Oscar Robertson famously averaged a triple-double through the 1961-62 campaign and, two years later, did it again for 67 games before falling just short of repeating his feat. But basketball was a different sport in that era, a faster pace creating around 30 more available rebounds and 30 more shot attempts every game.
In other words, such all-round statistical supremacy was easier to accomplish. Since Robertson hung up his shoes, the longest into a season a player had averaged a triple-double was Magic Johnson in 1981-82, when he managed all of eight games.
Westbrook, to repeat, has done it for 20, and it appears as if only injury could cause any significant slide in scoring, rebounding or setting up his teammates. Or those teammates scuppering his chances: "I gotta start boxing him out," joked Enes Kanter. "He's not leaving any rebounds for the bigs."
It certainly is notable their six-foot-three (1.92m) guard handily leads the Thunder in rebounding, ahead of the towering duo of Kanter and Kiwi Steven Adams. Westbrook's current rate almost doubles his career average of 5.8 boards per game and, given rebounding is about effort as much as technique, such an increase suggests an similar intensification in desire, not in chasing Robertson but ensuring the Thunder thrive without Durant.
After all, asked whether averaging a triple-double for the season is sustainable, Westbrook replied, "Winning is sustainable." Already a player with an almost unhealthy level of competitiveness, it's easy to accept that, after being spurned by Durant, Westbrook sincerely believes the cliche about the only number mattering being the one of the scoreboard.
For the rest of us, though, it's impossible to avoid the tantalising prospect of the Thunder man maintaining double-digit averages in three categories, surpassing a trio of round numbers that are somehow at once arbitrary and incredibly meaningful.
Sport might not need numbers to flourish; football has coped fine with little statistical input while few fans could answer how many players surpassed 1000 running metres in the last Super Rugby season (six, apparently).
But in codes like basketball or baseball, there's no separating statistics - both traditional and advanced - from what happens on the field.
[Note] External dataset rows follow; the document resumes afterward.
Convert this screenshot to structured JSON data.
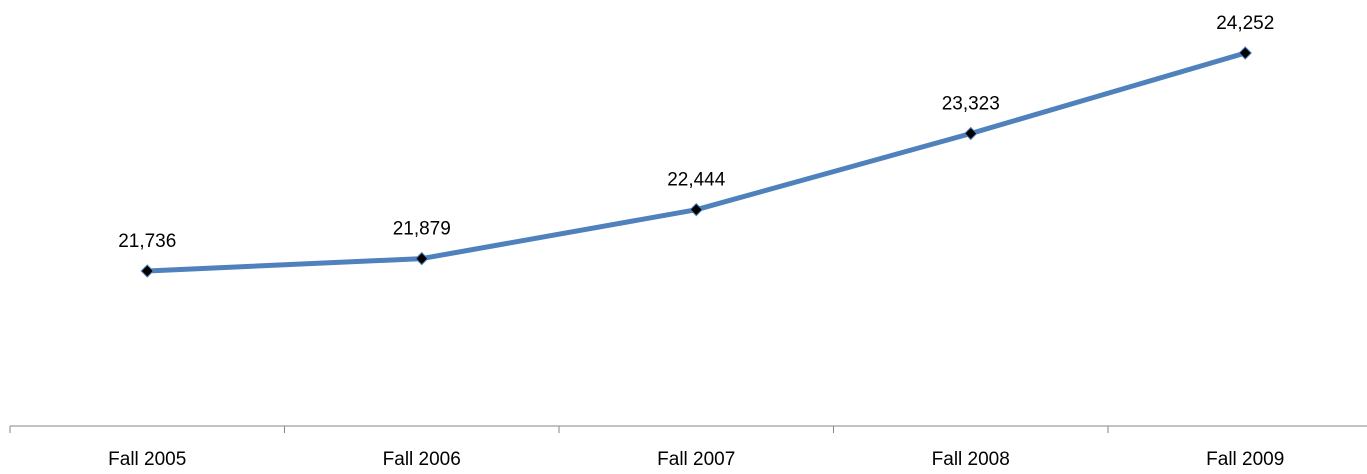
{
  "chart_data": {
    "type": "line",
    "categories": [
      "Fall 2005",
      "Fall 2006",
      "Fall 2007",
      "Fall 2008",
      "Fall 2009"
    ],
    "series": [
      {
        "values": [
          21736,
          21879,
          22444,
          23323,
          24252
        ],
        "labels": [
          "21,736",
          "21,879",
          "22,444",
          "23,323",
          "24,252"
        ],
        "color": "#4f81bd",
        "marker_color": "#000000"
      }
    ],
    "title": "",
    "xlabel": "",
    "ylabel": "",
    "grid": false,
    "legend": "none"
  }
}
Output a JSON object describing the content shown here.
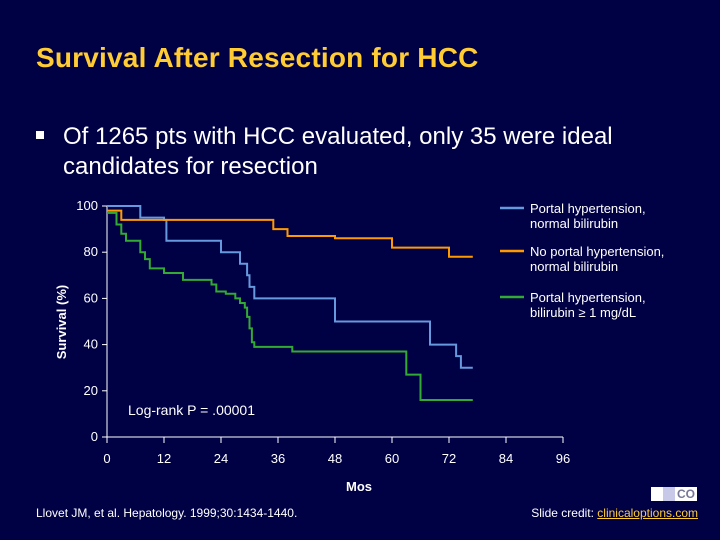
{
  "page": {
    "title": "Survival After Resection for HCC",
    "bullet": "Of 1265 pts with HCC evaluated, only 35 were ideal candidates for resection",
    "citation": "Llovet JM, et al. Hepatology. 1999;30:1434-1440.",
    "credit_prefix": "Slide credit: ",
    "credit_link": "clinicaloptions.com",
    "logo_text": "CO"
  },
  "chart_data": {
    "type": "line",
    "step": true,
    "xlabel": "Mos",
    "ylabel": "Survival (%)",
    "xlim": [
      0,
      96
    ],
    "ylim": [
      0,
      100
    ],
    "xticks": [
      0,
      12,
      24,
      36,
      48,
      60,
      72,
      84,
      96
    ],
    "yticks": [
      0,
      20,
      40,
      60,
      80,
      100
    ],
    "annotation": "Log-rank P = .00001",
    "series": [
      {
        "name": "Portal hypertension, normal bilirubin",
        "color": "#6699dd",
        "points": [
          [
            0,
            100
          ],
          [
            7,
            100
          ],
          [
            7,
            95
          ],
          [
            12,
            95
          ],
          [
            12,
            94
          ],
          [
            12.5,
            94
          ],
          [
            12.5,
            85
          ],
          [
            18,
            85
          ],
          [
            24,
            85
          ],
          [
            24,
            85
          ],
          [
            24,
            80
          ],
          [
            28,
            80
          ],
          [
            28,
            75
          ],
          [
            29.5,
            75
          ],
          [
            29.5,
            70
          ],
          [
            30,
            70
          ],
          [
            30,
            65
          ],
          [
            31,
            65
          ],
          [
            31,
            60
          ],
          [
            38,
            60
          ],
          [
            48,
            60
          ],
          [
            48,
            50
          ],
          [
            60,
            50
          ],
          [
            68,
            50
          ],
          [
            68,
            40
          ],
          [
            73.5,
            40
          ],
          [
            73.5,
            35
          ],
          [
            74.5,
            35
          ],
          [
            74.5,
            30
          ],
          [
            77,
            30
          ]
        ]
      },
      {
        "name": "No portal hypertension, normal bilirubin",
        "color": "#ff9900",
        "points": [
          [
            0,
            98
          ],
          [
            3,
            98
          ],
          [
            3,
            94
          ],
          [
            25,
            94
          ],
          [
            35,
            94
          ],
          [
            35,
            90
          ],
          [
            38,
            90
          ],
          [
            38,
            87
          ],
          [
            48,
            87
          ],
          [
            48,
            87
          ],
          [
            48,
            86
          ],
          [
            60,
            86
          ],
          [
            60,
            82
          ],
          [
            72,
            82
          ],
          [
            72,
            78
          ],
          [
            77,
            78
          ]
        ]
      },
      {
        "name": "Portal hypertension, bilirubin ≥ 1 mg/dL",
        "color": "#33aa33",
        "points": [
          [
            0,
            97
          ],
          [
            2,
            97
          ],
          [
            2,
            92
          ],
          [
            3,
            92
          ],
          [
            3,
            88
          ],
          [
            4,
            88
          ],
          [
            4,
            85
          ],
          [
            7,
            85
          ],
          [
            7,
            80
          ],
          [
            8,
            80
          ],
          [
            8,
            77
          ],
          [
            9,
            77
          ],
          [
            9,
            73
          ],
          [
            12,
            73
          ],
          [
            12,
            71
          ],
          [
            16,
            71
          ],
          [
            16,
            68
          ],
          [
            22,
            68
          ],
          [
            22,
            66
          ],
          [
            23,
            66
          ],
          [
            23,
            63
          ],
          [
            25,
            63
          ],
          [
            25,
            62
          ],
          [
            27,
            62
          ],
          [
            27,
            60
          ],
          [
            28,
            60
          ],
          [
            28,
            58
          ],
          [
            29,
            58
          ],
          [
            29,
            56
          ],
          [
            29.5,
            56
          ],
          [
            29.5,
            52
          ],
          [
            30,
            52
          ],
          [
            30,
            47
          ],
          [
            30.5,
            47
          ],
          [
            30.5,
            41
          ],
          [
            31,
            41
          ],
          [
            31,
            39
          ],
          [
            33,
            39
          ],
          [
            39,
            39
          ],
          [
            39,
            37
          ],
          [
            48,
            37
          ],
          [
            63,
            37
          ],
          [
            63,
            27
          ],
          [
            66,
            27
          ],
          [
            66,
            16
          ],
          [
            77,
            16
          ]
        ]
      }
    ],
    "legend_position": "top-right"
  }
}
And that is a very good thing.
Because numbers offer a greater understanding in sport, providing everyone from coaches to supporters the chance to confirm with concrete data what they think they have seen with their eyes.
And numbers create context, allowing us to compare across eras and see what Westbrook is currently accomplishing would, if it continues for the next 62 games, count among the greatest individual seasons in NBA history.